Fueron cuatro semanas de soledad. Sin amigos. A su lado, Javier Boix, el abogado que ya salvó a Francisco Camps en el juicio de los trajes, el mismo que logró anular las escuchas del caso Naseiro. En el partido le dieron la espalda. Solo Alberto Fabra le dio un público y fotografiado abrazo de apoyo antes del juicio. En la sala, menos aún. Las visitas de Víctor Campos (éste sí condenado en la causa de los trajes); su chófer, el mismo que llevaba los sobres con dinero a las ventanillas o a los propios directores de la oficina bancaria; sus dos hermanos, y un fiel exasesor, Manu Vives, que no faltó ni un día y que le acompaña del taxi al juzgado.

Acusaciones

La Fiscalía pidió 13 años de cárcel. Carlos Fabra estaba acusado de cohecho, tráfico de influencias -cargos ambos que no han logrado demostrar- y cuatro delitos fiscales que sí le pueden pringar con ocho años a la sombra. Aún así no ha perdido la sonrisa. Como tampoco la perdió el día que el 'New York Times' le señaló como ejemplo de la corrupción política en España y su archifamoso aeropuerto como símbolo del derroche. «A mí me la trae al pairo el New York Times», espetó.

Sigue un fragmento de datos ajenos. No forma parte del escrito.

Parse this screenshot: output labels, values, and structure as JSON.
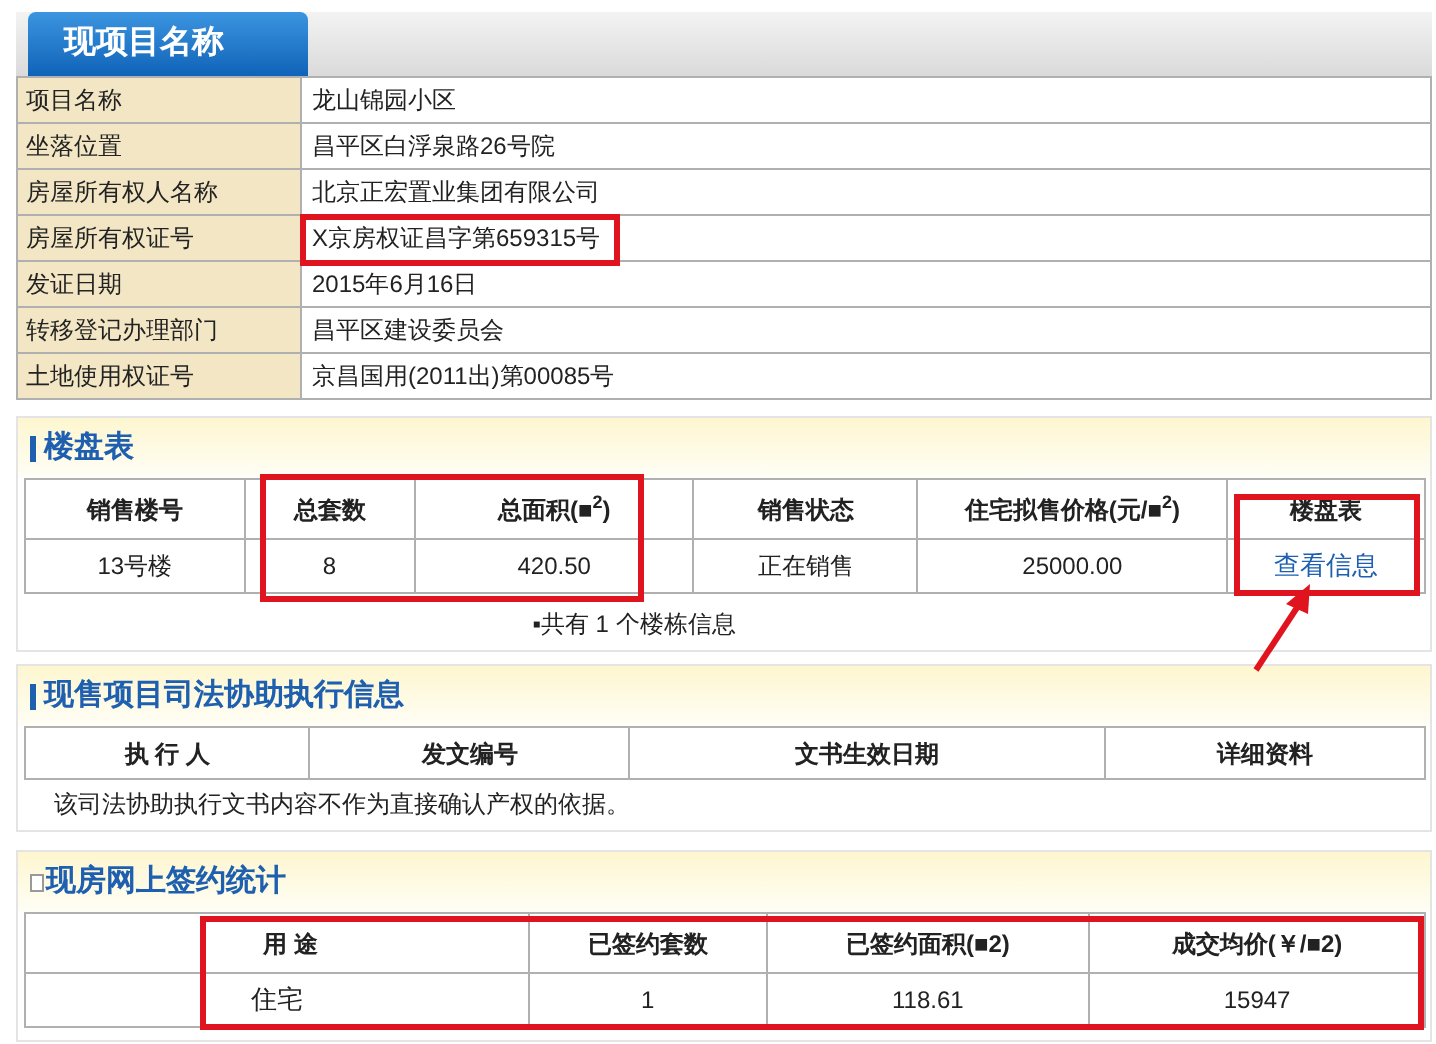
{
  "project": {
    "tab_title": "现项目名称",
    "rows": [
      {
        "label": "项目名称",
        "value": "龙山锦园小区"
      },
      {
        "label": "坐落位置",
        "value": "昌平区白浮泉路26号院"
      },
      {
        "label": "房屋所有权人名称",
        "value": "北京正宏置业集团有限公司"
      },
      {
        "label": "房屋所有权证号",
        "value": "X京房权证昌字第659315号"
      },
      {
        "label": "发证日期",
        "value": "2015年6月16日"
      },
      {
        "label": "转移登记办理部门",
        "value": "昌平区建设委员会"
      },
      {
        "label": "土地使用权证号",
        "value": "京昌国用(2011出)第00085号"
      }
    ]
  },
  "buildings": {
    "title": "楼盘表",
    "columns": [
      "销售楼号",
      "总套数",
      "总面积(■$^{2}$)",
      "销售状态",
      "住宅拟售价格(元/■$^{2}$)",
      "楼盘表"
    ],
    "rows": [
      {
        "cells": [
          "13号楼",
          "8",
          "420.50",
          "正在销售",
          "25000.00"
        ],
        "link": "查看信息"
      }
    ],
    "footnote": "▪共有 1 个楼栋信息"
  },
  "judicial": {
    "title": "现售项目司法协助执行信息",
    "columns": [
      "执 行 人",
      "发文编号",
      "文书生效日期",
      "详细资料"
    ],
    "note": "该司法协助执行文书内容不作为直接确认产权的依据。"
  },
  "contracts": {
    "title": "现房网上签约统计",
    "columns": [
      "用 途",
      "已签约套数",
      "已签约面积(■2)",
      "成交均价(￥/■2)"
    ],
    "rows": [
      [
        "住宅",
        "1",
        "118.61",
        "15947"
      ]
    ]
  }
}
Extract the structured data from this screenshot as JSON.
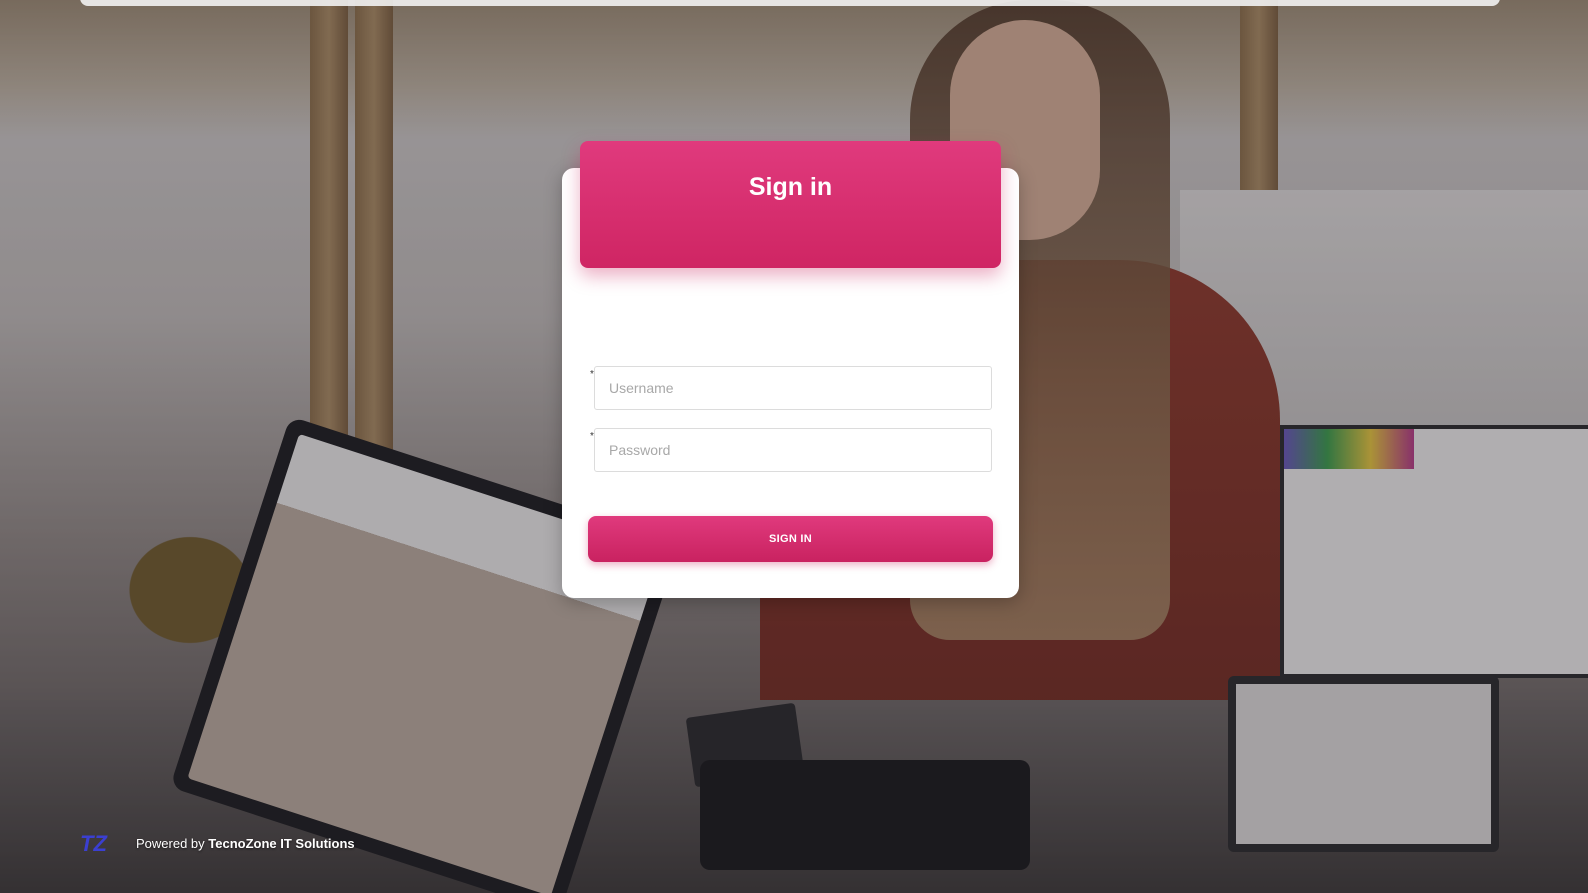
{
  "login": {
    "title": "Sign in",
    "username_placeholder": "Username",
    "password_placeholder": "Password",
    "required_marker": "*",
    "submit_label": "SIGN IN"
  },
  "footer": {
    "logo_text": "TZ",
    "powered_prefix": "Powered by ",
    "company_name": "TecnoZone IT Solutions"
  },
  "colors": {
    "accent": "#d62d6c",
    "accent_dark": "#c92260",
    "logo_blue": "#3b3fd1"
  },
  "icons": {
    "logo": "tz-logo-icon"
  }
}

Solo uno de sus cuatro hijos se dejó caer por la sala. Fue el primer día, cuando acudió Claudia, dueña de dos tiendas (una de calzado y otra de ropa para niños) en el centro de Madrid. Pero ni Andrea, diputada del Congreso, heredera de la tradición política tan arraigada en la familia (tiene siete precedentes), ni Carlos, el piloto que debía aterrizar con su avión en un aeródromo que sigue virgen, ni Borja, el vástago del que se sospecha que su única ocupación en la vida es vivir como un hippie, se dejaron ver.

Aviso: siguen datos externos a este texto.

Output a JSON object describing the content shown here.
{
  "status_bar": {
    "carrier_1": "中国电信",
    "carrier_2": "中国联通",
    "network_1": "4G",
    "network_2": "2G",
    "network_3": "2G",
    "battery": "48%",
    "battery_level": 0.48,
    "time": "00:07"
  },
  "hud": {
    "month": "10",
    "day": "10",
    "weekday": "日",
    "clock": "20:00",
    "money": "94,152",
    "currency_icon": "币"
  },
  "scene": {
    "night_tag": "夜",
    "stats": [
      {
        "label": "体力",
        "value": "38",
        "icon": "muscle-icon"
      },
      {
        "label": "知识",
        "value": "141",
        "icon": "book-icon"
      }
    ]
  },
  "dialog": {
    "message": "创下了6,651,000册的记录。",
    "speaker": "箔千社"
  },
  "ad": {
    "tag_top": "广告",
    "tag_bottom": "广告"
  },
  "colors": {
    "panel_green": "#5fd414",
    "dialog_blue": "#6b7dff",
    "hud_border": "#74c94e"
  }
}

En sus ratos libres, Carlos, Don Carlos, volvía a convertirse en Charly, el amigo chistoso capaz de ponerse a cantar a Adriano Celentano mientras brindaba con champán francés antes de una buena corrida de toros. Porque Fabra, aparentemente huraño, es un tipo jovial que solo pierde la sonrisa, paradojas de la vida, cuando pisa un aeropuerto.

Bien lo sabe Esther Pallardó, periodista y política que creció a su sombra, su última pareja, la mujer que sigue de cerca un juicio con 22.000 folios de instrucción que investiga las 81 cuentas de la familia Fabra, los 9,5 millones de euros ingresados en seis años (3,2 sin justificar) y los 17.000 movimientos, incluidos 24 créditos y los más de 6.000 euros que podía llegar a gastar en el casino de Marbella.